Provider / Model: OPENAI / gpt-5-nano

Test Duration (ms) Approx RPS
SmokeTests.chucklesCandyTest 2190 0.46
SmokeTests.restaurantTest 1154 0.87
SmokeTests.addressTest 825 1.21
SmokeTests.staffTest 1517 0.66
SmokeTests.weatherTest 2130 0.47
SmokeTests.cityRagTest 1737 0.58
SmokeTests.chatMemoryTest 766 1.31

Notes:
Solid successor to 4.1-nano, but not materially faster for IVR-style workloads.


OPENAI – GPT-4.1 Nano (Historical Baseline)

Provider / Model: OPENAI / gpt-4.1-nano

Test Duration (ms) Approx RPS
SmokeTests.chucklesCandyTest 2146 0.47
SmokeTests.restaurantTest 1011 0.99
SmokeTests.addressTest 817 1.22
SmokeTests.staffTest 1686 0.59
SmokeTests.weatherTest 2194 0.46
SmokeTests.cityRagTest 1646 0.61
SmokeTests.chatMemoryTest 878 1.14

Notes:

  • This model carried the project for a long time and remains an excellent reference point.
  • However, it showed occasional multilingual missteps under real-world conversational pressure.

Key Takeaways

  • All tested models meet low-latency IVR requirements
    Most conversational paths consistently complete in ~700–2200 ms, well within acceptable limits for voice interactions.

  • Nova 2 Lite stands out for consistency, not just speed
    While raw timings are comparable across providers, behavioral correctness (especially language fidelity) is where Nova 2 Lite clearly wins.

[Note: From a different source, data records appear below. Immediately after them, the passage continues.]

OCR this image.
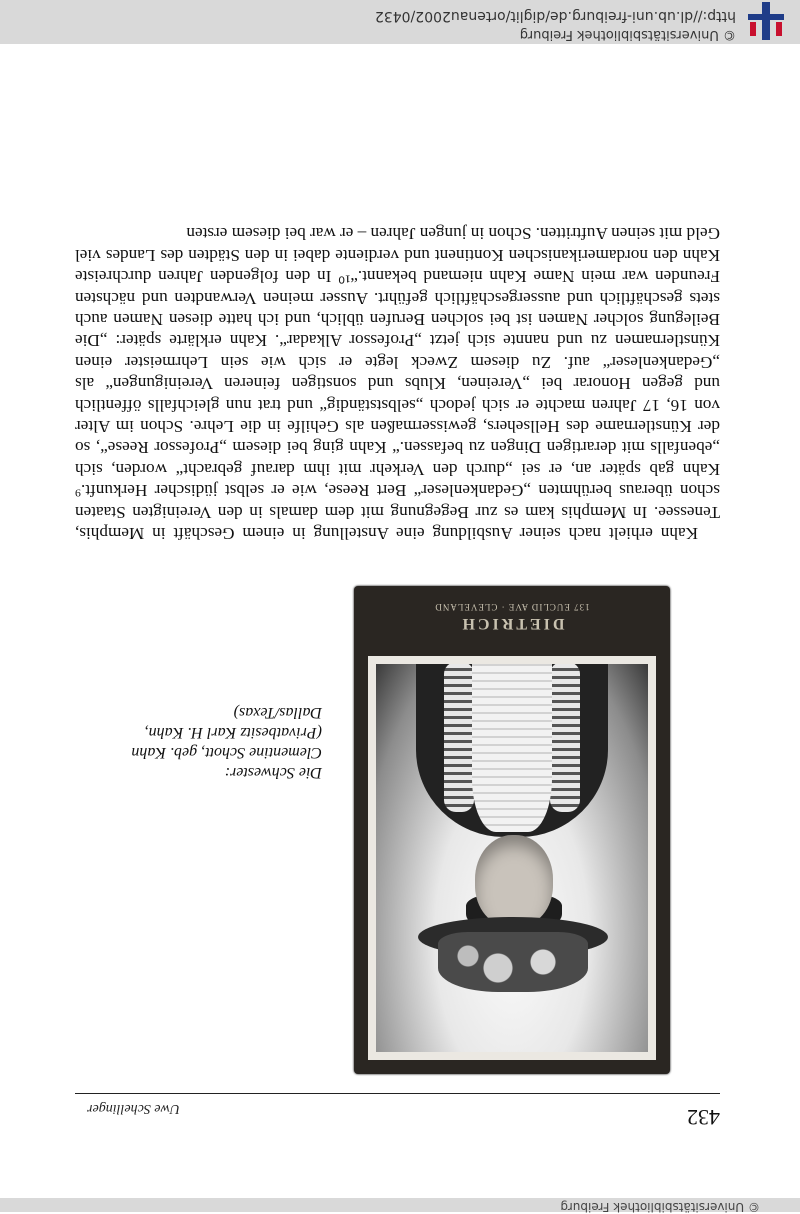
© Universitätsbibliothek Freiburg
http://dl.ub.uni-freiburg.de/diglit/ortenau2002/0432
© Universitätsbibliothek Freiburg
432
Uwe Schellinger
DIETRICH
137 EUCLID AVE · CLEVELAND
Die Schwester:
Clementine Schott, geb. Kahn
(Privatbesitz Karl H. Kahn,
Dallas/Texas)

Kahn erhielt nach seiner Ausbildung eine Anstellung in einem Geschäft in Memphis, Tenessee. In Memphis kam es zur Begegnung mit dem damals in den Vereinigten Staaten schon überaus berühmten „Gedankenleser“ Bert Reese, wie er selbst jüdischer Herkunft.⁹ Kahn gab später an, er sei „durch den Verkehr mit ihm darauf gebracht“ worden, sich „ebenfalls mit derartigen Dingen zu befassen.“ Kahn ging bei diesem „Professor Reese“, so der Künstlername des Hellsehers, gewissermaßen als Gehilfe in die Lehre. Schon im Alter von 16, 17 Jahren machte er sich jedoch „selbstständig“ und trat nun gleichfalls öffentlich und gegen Honorar bei „Vereinen, Klubs und sonstigen feineren Vereinigungen“ als „Gedankenleser“ auf. Zu diesem Zweck legte er sich wie sein Lehrmeister einen Künstlernamen zu und nannte sich jetzt „Professor Alkadar“. Kahn erklärte später: „Die Beilegung solcher Namen ist bei solchen Berufen üblich, und ich hatte diesen Namen auch stets geschäftlich und aussergeschäftlich geführt. Ausser meinen Verwandten und nächsten Freunden war mein Name Kahn niemand bekannt.“¹⁰ In den folgenden Jahren durchreiste Kahn den nordamerikanischen Kontinent und verdiente dabei in den Städten des Landes viel Geld mit seinen Auftritten. Schon in jungen Jahren – er war bei diesem ersten
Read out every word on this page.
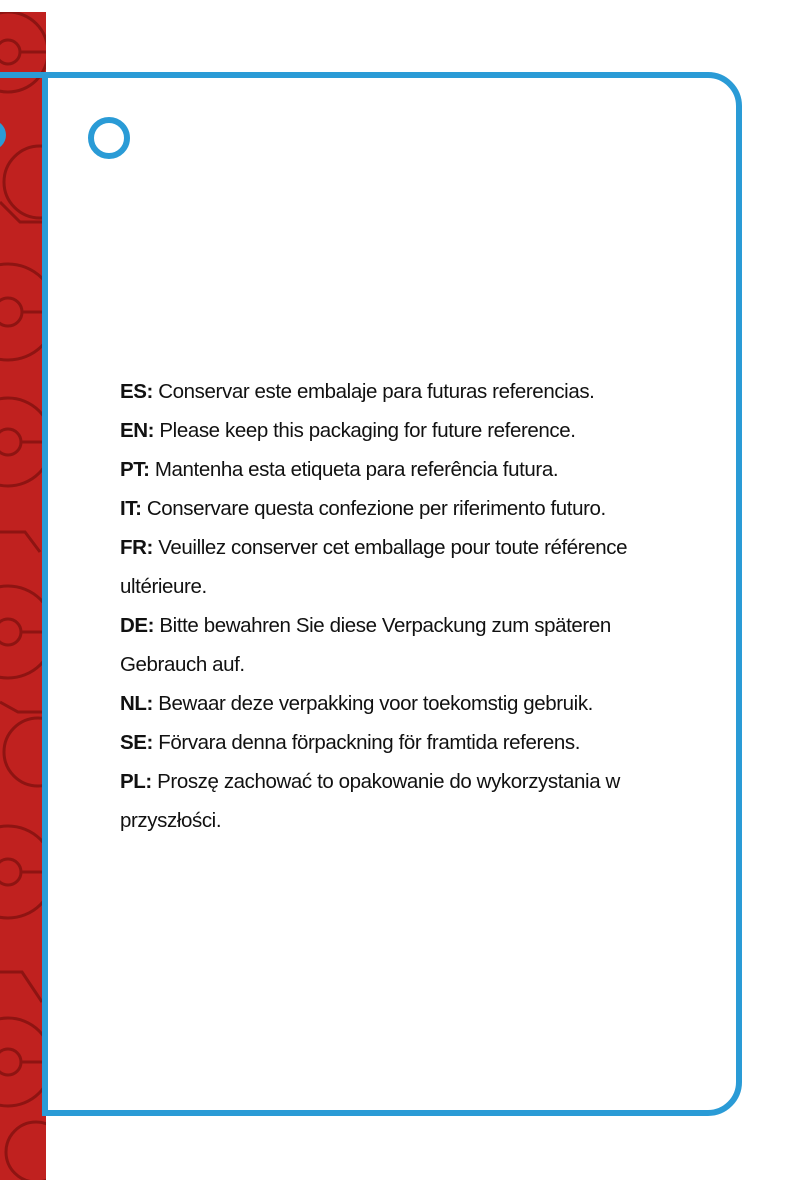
ES: Conservar este embalaje para futuras referencias.

EN: Please keep this packaging for future reference.

PT: Mantenha esta etiqueta para referência futura.

IT: Conservare questa confezione per riferimento futuro.

FR: Veuillez conserver cet emballage pour toute référence

ultérieure.

DE: Bitte bewahren Sie diese Verpackung zum späteren

Gebrauch auf.

NL: Bewaar deze verpakking voor toekomstig gebruik.

SE: Förvara denna förpackning för framtida referens.

PL: Proszę zachować to opakowanie do wykorzystania w

przyszłości.
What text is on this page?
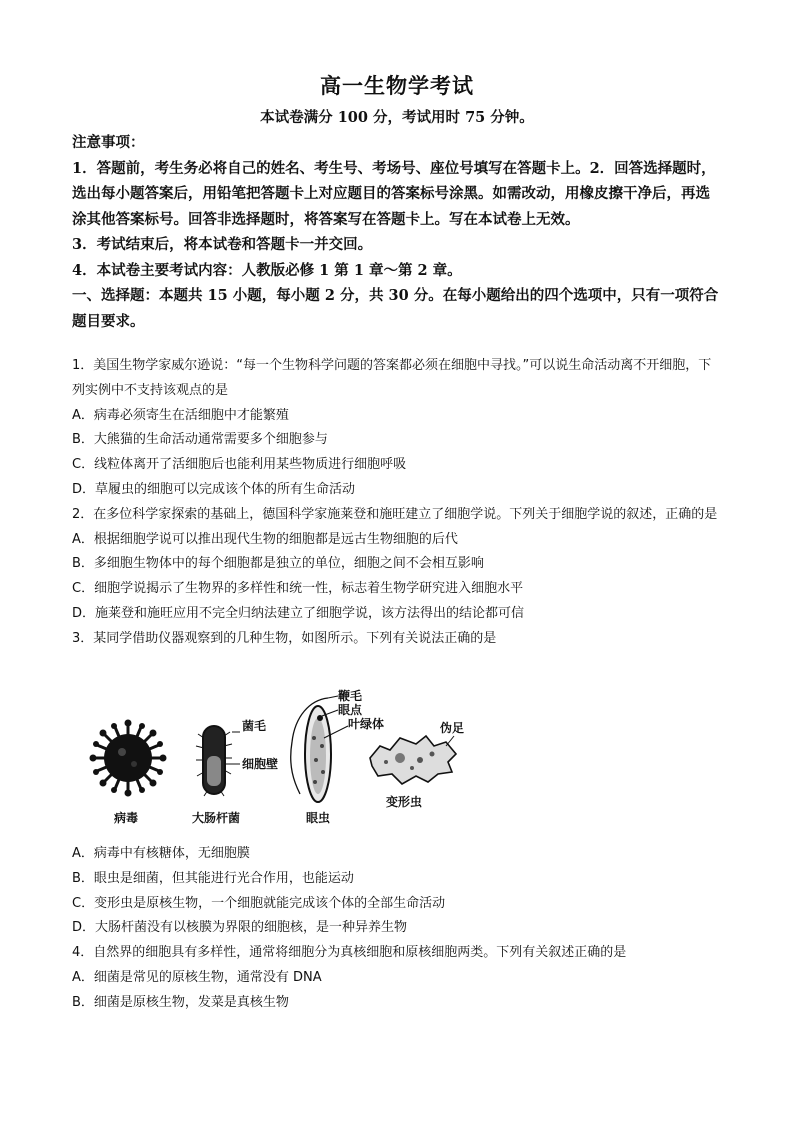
高一生物学考试
本试卷满分 100 分，考试用时 75 分钟。

注意事项：

1．答题前，考生务必将自己的姓名、考生号、考场号、座位号填写在答题卡上。2．回答选择题时，选出每小题答案后，用铅笔把答题卡上对应题目的答案标号涂黑。如需改动，用橡皮擦干净后，再选涂其他答案标号。回答非选择题时，将答案写在答题卡上。写在本试卷上无效。

3．考试结束后，将本试卷和答题卡一并交回。

4．本试卷主要考试内容：人教版必修 1 第 1 章～第 2 章。

一、选择题：本题共 15 小题，每小题 2 分，共 30 分。在每小题给出的四个选项中，只有一项符合题目要求。

1．美国生物学家威尔逊说：“每一个生物科学问题的答案都必须在细胞中寻找。”可以说生命活动离不开细胞，下列实例中不支持该观点的是

A．病毒必须寄生在活细胞中才能繁殖

B．大熊猫的生命活动通常需要多个细胞参与

C．线粒体离开了活细胞后也能利用某些物质进行细胞呼吸

D．草履虫的细胞可以完成该个体的所有生命活动

2．在多位科学家探索的基础上，德国科学家施莱登和施旺建立了细胞学说。下列关于细胞学说的叙述，正确的是

A．根据细胞学说可以推出现代生物的细胞都是远古生物细胞的后代

B．多细胞生物体中的每个细胞都是独立的单位，细胞之间不会相互影响

C．细胞学说揭示了生物界的多样性和统一性，标志着生物学研究进入细胞水平

D．施莱登和施旺应用不完全归纳法建立了细胞学说，该方法得出的结论都可信

3．某同学借助仪器观察到的几种生物，如图所示。下列有关说法正确的是

病毒
菌毛
细胞壁
大肠杆菌
鞭毛
眼点
叶绿体
眼虫
伪足
变形虫

A．病毒中有核糖体，无细胞膜

B．眼虫是细菌，但其能进行光合作用，也能运动

C．变形虫是原核生物，一个细胞就能完成该个体的全部生命活动

D．大肠杆菌没有以核膜为界限的细胞核，是一种异养生物

4．自然界的细胞具有多样性，通常将细胞分为真核细胞和原核细胞两类。下列有关叙述正确的是

A．细菌是常见的原核生物，通常没有 DNA

B．细菌是原核生物，发菜是真核生物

  • 4.1-nano and Meta models failed edge-case language tests
    Emitting English responses in non-English sessions is unacceptable for production IVR, regardless of latency.

  • Bedrock provides tighter p50 stability
    Especially important for voice systems where perceived responsiveness matters more than peak throughput.


Conclusion

The move from gpt-4.1-nano to Amazon Bedrock Nova 2 Lite was not driven by hype or vendor preference—it was driven by measured performance, consistency, and real IVR correctness. The numbers show that all models are fast enough; the behavior shows that Nova 2 Lite is the safest and most reliable choice today.

This system is designed to remain provider-agnostic, and continued benchmarking is part of the roadmap—but for now, the data backs the decision.